Question

A rectangle has its base on the x-axis and its upper two vertices on the parabola \(y = {\bf{4}} - {x^{\bf{2}}}\). What is the largest possible Area of the rectangle.

Short answer

The Area of the rectangle inside the parabola is \(6.16\) sq. units.

Step-by-step solution

Step 1-Find the function for Area of rectangle

The figure below represents the sketch of the parabola and rectangle inside it.

The Area of rectangle is:

\(A = 2xy\)

For \(y = 4 - {x^2}\),

\(\begin{aligned}{c}A = 2x\left( {4 - {x^2}} \right)\\ = 8x - 2{x^3}\end{aligned}\)

Step 2-Differentiate the function of Area

Differentiate the function \(A\left( x \right) = 8x - 2{x^3}\).

\(\begin{aligned}{c}A'\left( x \right) = \frac{{\rm{d}}}{{{\rm{d}}x}}\left( {8x - 2{x^3}} \right)\\ = 8 - 6{x^2}\\ = 2\left( {4 - 3{x^2}} \right)\end{aligned}\)

Step 3-Find the values of x at which Area is maximum

Find the roots of \(A'\left( x \right) = 0\).

\(\begin{aligned}{c}4 - 3{x^2} = 0\\{x^2} = \frac{4}{3}\\x = \frac{2}{{\sqrt 3 }}\,\,\,\,\,\,\,\,\,\,\,\,\,\,\,\,\,\,\,\,\,\,\,\left( {0 < x < 2} \right)\end{aligned}\)

So, according to the first derivative test, the value of Area will be maximum when \(x = \frac{2}{{\sqrt 3 }}\).

Step 4-Find the maximum Area of the rectangle

Substitute \(\frac{2}{{\sqrt 3 }}\) for x in the equation \(A = 8x - 2{x^3}\).
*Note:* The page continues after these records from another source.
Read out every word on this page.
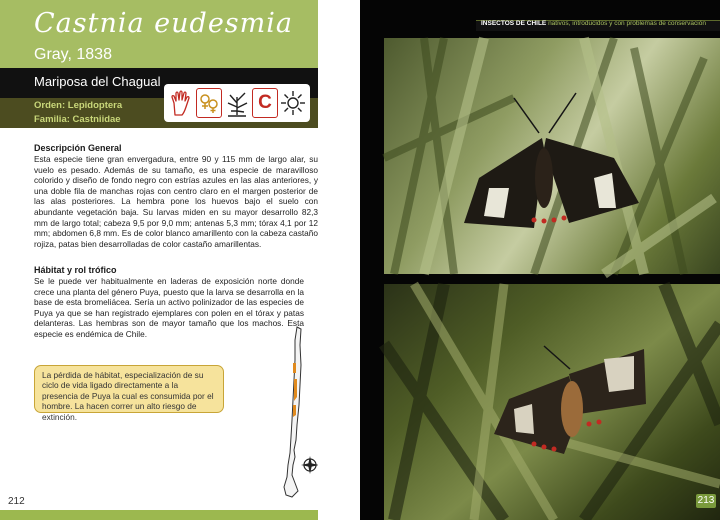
Castnia eudesmia
Gray, 1838
Mariposa del Chagual
Orden: Lepidoptera
Familia: Castniidae
C
Descripción General
Esta especie tiene gran envergadura, entre 90 y 115 mm de largo alar, su vuelo es pesado. Además de su tamaño, es una especie de maravilloso colorido y diseño de fondo negro con estrías azules en las alas anteriores, y una doble fila de manchas rojas con centro claro en el margen posterior de las alas posteriores. La hembra pone los huevos bajo el suelo con abundante vegetación baja. Su larvas miden en su mayor desarrollo 82,3 mm de largo total; cabeza 9,5 por 9,0 mm; antenas 5,3 mm; tórax 4,1 por 12 mm; abdomen 6,8 mm. Es de color blanco amarillento con la cabeza castaño rojiza, patas bien desarrolladas de color castaño amarillentas.
Hábitat y rol trófico
Se le puede ver habitualmente en laderas de exposición norte donde crece una planta del género Puya, puesto que la larva se desarrolla en la base de esta bromeliácea. Sería un activo polinizador de las especies de Puya ya que se han registrado ejemplares con polen en el tórax y patas delanteras. Las hembras son de mayor tamaño que los machos. Esta especie es endémica de Chile.
La pérdida de hábitat, especialización de su ciclo de vida ligado directamente a la presencia de Puya la cual es consumida por el hombre. La hacen correr un alto riesgo de extinción.
212
INSECTOS DE CHILE nativos, introducidos y con problemas de conservación
213
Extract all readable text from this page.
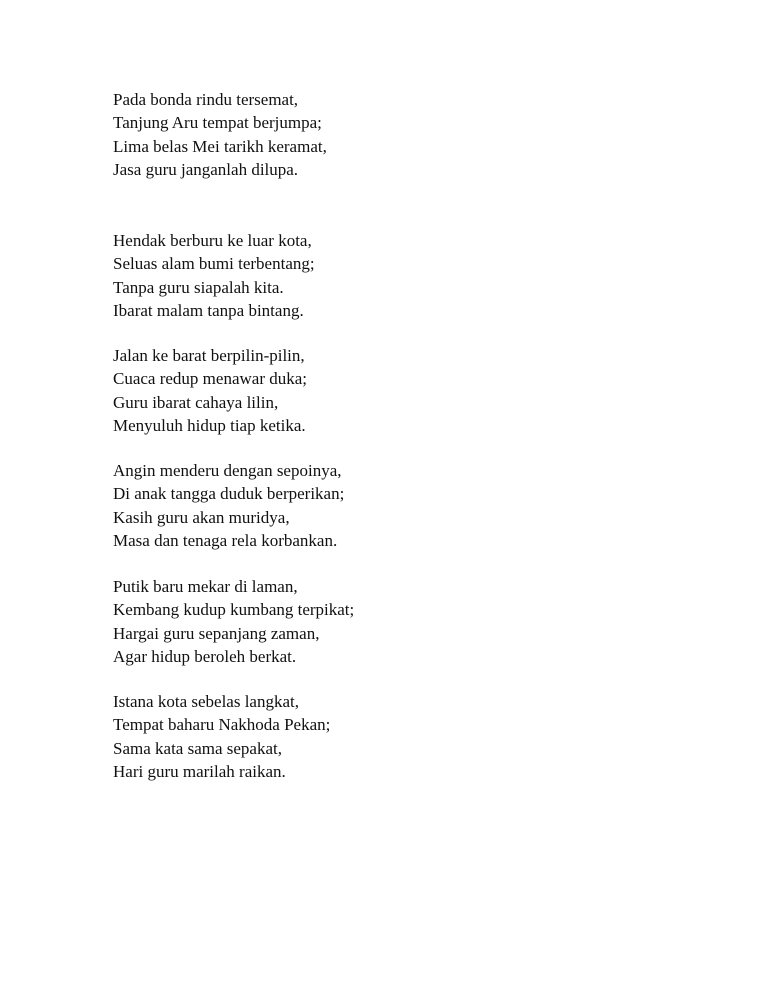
Pada bonda rindu tersemat,
Tanjung Aru tempat berjumpa;
Lima belas Mei tarikh keramat,
Jasa guru janganlah dilupa.
Hendak berburu ke luar kota,
Seluas alam bumi terbentang;
Tanpa guru siapalah kita.
Ibarat malam tanpa bintang.
Jalan ke barat berpilin-pilin,
Cuaca redup menawar duka;
Guru ibarat cahaya lilin,
Menyuluh hidup tiap ketika.
Angin menderu dengan sepoinya,
Di anak tangga duduk berperikan;
Kasih guru akan muridya,
Masa dan tenaga rela korbankan.
Putik baru mekar di laman,
Kembang kudup kumbang terpikat;
Hargai guru sepanjang zaman,
Agar hidup beroleh berkat.
Istana kota sebelas langkat,
Tempat baharu Nakhoda Pekan;
Sama kata sama sepakat,
Hari guru marilah raikan.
\(\begin{aligned}{c}A = 8\left( {\frac{2}{{\sqrt 3 }}} \right) - 2{\left( {\frac{2}{{\sqrt 3 }}} \right)^3}\\ = \frac{{16}}{{\sqrt 3 }} - \frac{{16}}{{3\sqrt 3 }}\\ = \frac{{32}}{{3\sqrt 3 }}\\ \approx 6.16\end{aligned}\)

Thus, the Area of the rectangle inside the parabola is \(6.16\) sq. units.